Dan madzhab Ahlus Sunnah wal Jama’ah dalam masalah ini berada di
tengah-tengah antara Khawarij yang mengkafirkan orang-orang yang melakukan dosa
besar walau bukan termasuk syirik dan Murji’ah yang mengatakan si pelaku dosa
besar sebagai mu’min sempurna imannya, dan mereka mengatakan pula tidak berarti
suatu dosa/ma’shiyat dengan adanya iman sebagaimana tak berartinya suatu
perbuatan ta’at dengan adanya kekafiran.
Prinsip Keempat
Dan diantara prinsip-prinsip Ahlus Sunnah wal Jama’ah adalah
wajibnya ta’at kepada pemimpin kaum muslimin selama mereka tidak memerintahkan
untuk berbuat kema’skshiyatan, apabila mereka memerintahkan perbuatan
ma’shiyat, dikala itulah kita dilarang untuk menta’atinya namun tetap wajib
ta’at dalam kebenaran lainnya, sebagaimana firman Allah Ta’ala.
“Artinya : Hai
orang-orang yang beriman, ta’atlah kamu kepada Allah dan ta’atlah kepada Rasul
serta para pemimpin diantara kalian …” (An-Nisaa : 59)

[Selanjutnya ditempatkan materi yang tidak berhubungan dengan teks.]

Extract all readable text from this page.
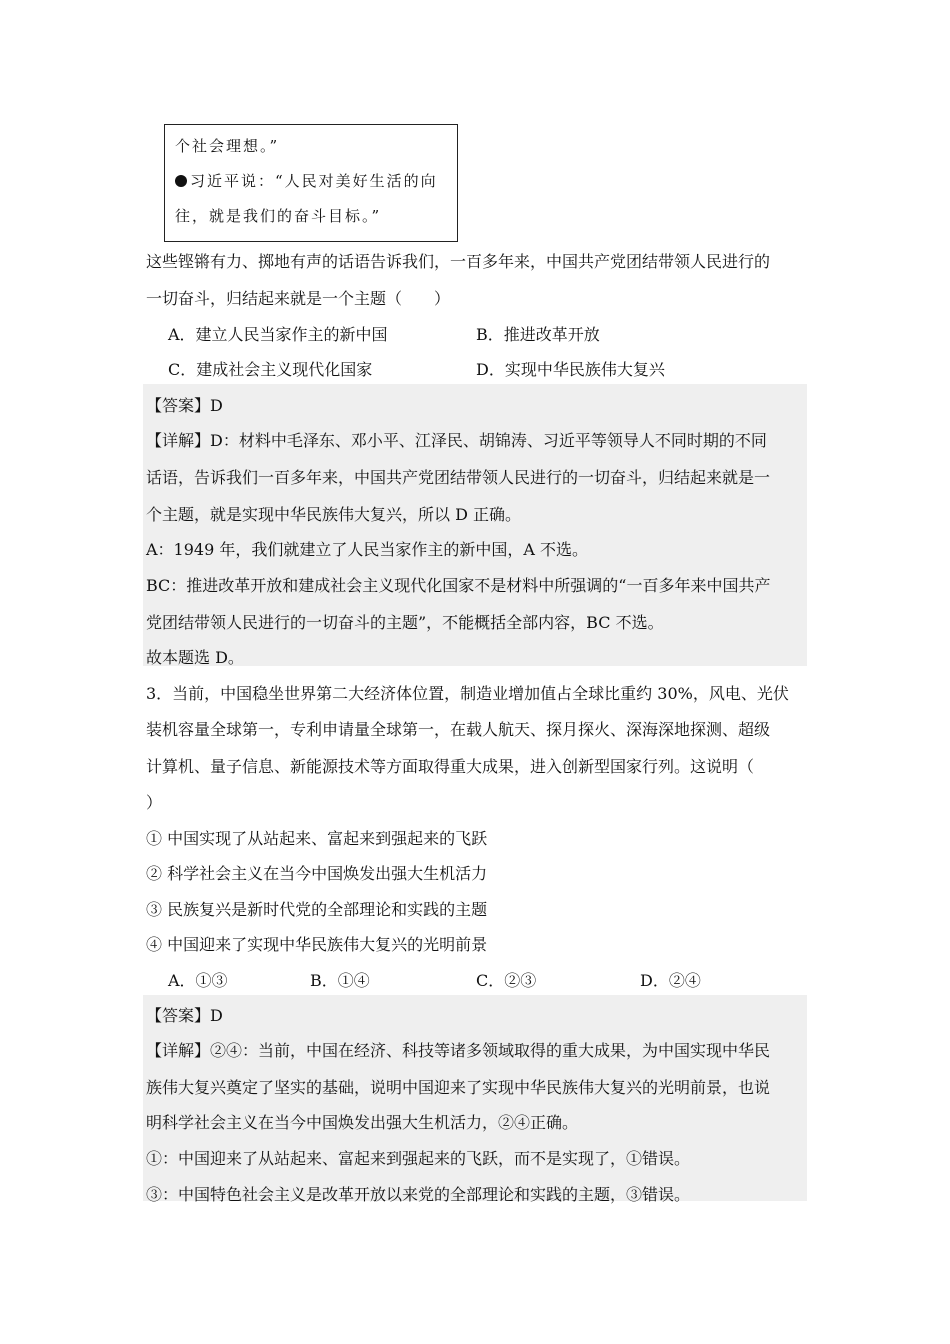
个社会理想。”
习近平说：“人民对美好生活的向
往，就是我们的奋斗目标。”
这些铿锵有力、掷地有声的话语告诉我们，一百多年来，中国共产党团结带领人民进行的
一切奋斗，归结起来就是一个主题（　　）
A．建立人民当家作主的新中国	B．推进改革开放
C．建成社会主义现代化国家	D．实现中华民族伟大复兴
【答案】D
【详解】D：材料中毛泽东、邓小平、江泽民、胡锦涛、习近平等领导人不同时期的不同
话语，告诉我们一百多年来，中国共产党团结带领人民进行的一切奋斗，归结起来就是一
个主题，就是实现中华民族伟大复兴，所以 D 正确。
A：1949 年，我们就建立了人民当家作主的新中国，A 不选。
BC：推进改革开放和建成社会主义现代化国家不是材料中所强调的“一百多年来中国共产
党团结带领人民进行的一切奋斗的主题”，不能概括全部内容，BC 不选。
故本题选 D。
3．当前，中国稳坐世界第二大经济体位置，制造业增加值占全球比重约 30%，风电、光伏
装机容量全球第一，专利申请量全球第一，在载人航天、探月探火、深海深地探测、超级
计算机、量子信息、新能源技术等方面取得重大成果，进入创新型国家行列。这说明（
）
① 中国实现了从站起来、富起来到强起来的飞跃
② 科学社会主义在当今中国焕发出强大生机活力
③ 民族复兴是新时代党的全部理论和实践的主题
④ 中国迎来了实现中华民族伟大复兴的光明前景
A．①③	B．①④	C．②③	D．②④
【答案】D
【详解】②④：当前，中国在经济、科技等诸多领域取得的重大成果，为中国实现中华民
族伟大复兴奠定了坚实的基础，说明中国迎来了实现中华民族伟大复兴的光明前景，也说
明科学社会主义在当今中国焕发出强大生机活力，②④正确。
①：中国迎来了从站起来、富起来到强起来的飞跃，而不是实现了，①错误。
③：中国特色社会主义是改革开放以来党的全部理论和实践的主题，③错误。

Dan sabda Nabi Shallallahu ‘alaihi wa sallam
“Artinya : Dan aku
berwasiat kepada kalian agar kalian bertaqwa kepada Allah dan mendengar dan
ta’at walaupun yang memimpin kalian seorang hamba”.(Telah terdahulu takhrijnya, merupakan potongan hadits
‘Irbadh bin Sariyah tentang nasihat Nabi Shallallahu ‘alaihi wa sallam kepada
para sahabatnya).
Dan Ahlus Sunnah wal Jama’ah memandang bahwa ma’shiyat kepada
seorang amir yang muslim itu merupakan ma’shiyat kepada Rasul Shallallahu
‘alaihi wa sallam, sebagaimana sabdanya.
“Artinya :
Barangsiapa yang ta’at kepada amir (yang muslim) maka dia ta’at kepadaku dan
barangsiapa yang ma’shiyat kepada amir maka dia ma’shiyat kepadaku”. (Dikelaurkan oleh Bukhari 4/7137, Muslim 4 Juz 12
hal. 223 atas Syarah Nawawi).
Demikian pula, Ahlus Sunnah wal Jama’ah-pun memandang bolehnya
shalat dan berjihad di belakang para amir dan menasehati serta medo’akan mereka
untuk kebaikan dan keistiqomahan.
Prinsip Kelima
Dan diantara prinsip-prinsip Ahlus Sunnah wal Jama’ah adalah
haramnya keluar untuk memberontak terhadap pemimpin kaum muslimin apabila
mereka melakukan hal-hal yang menyimpang, selama hal tersebut tidak termasuk
amalan kufur. Hal ini sesuai dengan perintah Rasulullah Shallallahu ‘alaihi wa
sallam tentang wajibnya ta’at kepada mereka dalam hal-hal yang bukan ma’shiyat
dan selama belum tampak pada mereka kekafiran yang jelas. Berlainan dengan
Mu’tazilah yang mewajibkan keluar dari kepemimpinan para imam/pemimpin yang
melakukan dosa besar walaupun belum termasuk amalan kufur dan mereka memandang
hal tersebut sebagai amar ma’ruf nahi munkar. Sedang pada kenyataannya,
keyakinan Mu’tazilah seperti ini merupakan kemunkaran yang besar karena menuntut
adanya bahaya-bahaya yang besar baik berupa kericuhan, keributan, perpecahan
dan kerawanan dari pihak musuh.
Prinsip Keenam
Dan diantara prinsip-prinsip Ahlus Sunnah wal Jama’ah adalah
bersihnya hati dan mulut mereka terhadap para sahabat Rasul Radhiyallahu ‘anhum
sebagaimana hal ini telah digambarkan oleh Allah Subhanahu wa Ta’ala ketika
mengkisahkan Muhajirin dan Anshar dan pujian-pujian terhadap mereka.
“Artinya : Dan
orang-orang yang datang sesudah mereka mengatakan : Ya Allah, ampunilah kami dan
saudara-saudara kami yang telah mendahului kami dalam iman dan janganlah Engkau
jadikan dalam hati kami kebencian kepada orang-orang yang beriman : Ya Allah,
sesungguhnya Engkau Maha Penyantun lagi Maha Penyayang”. (Al-Hasyr : 10).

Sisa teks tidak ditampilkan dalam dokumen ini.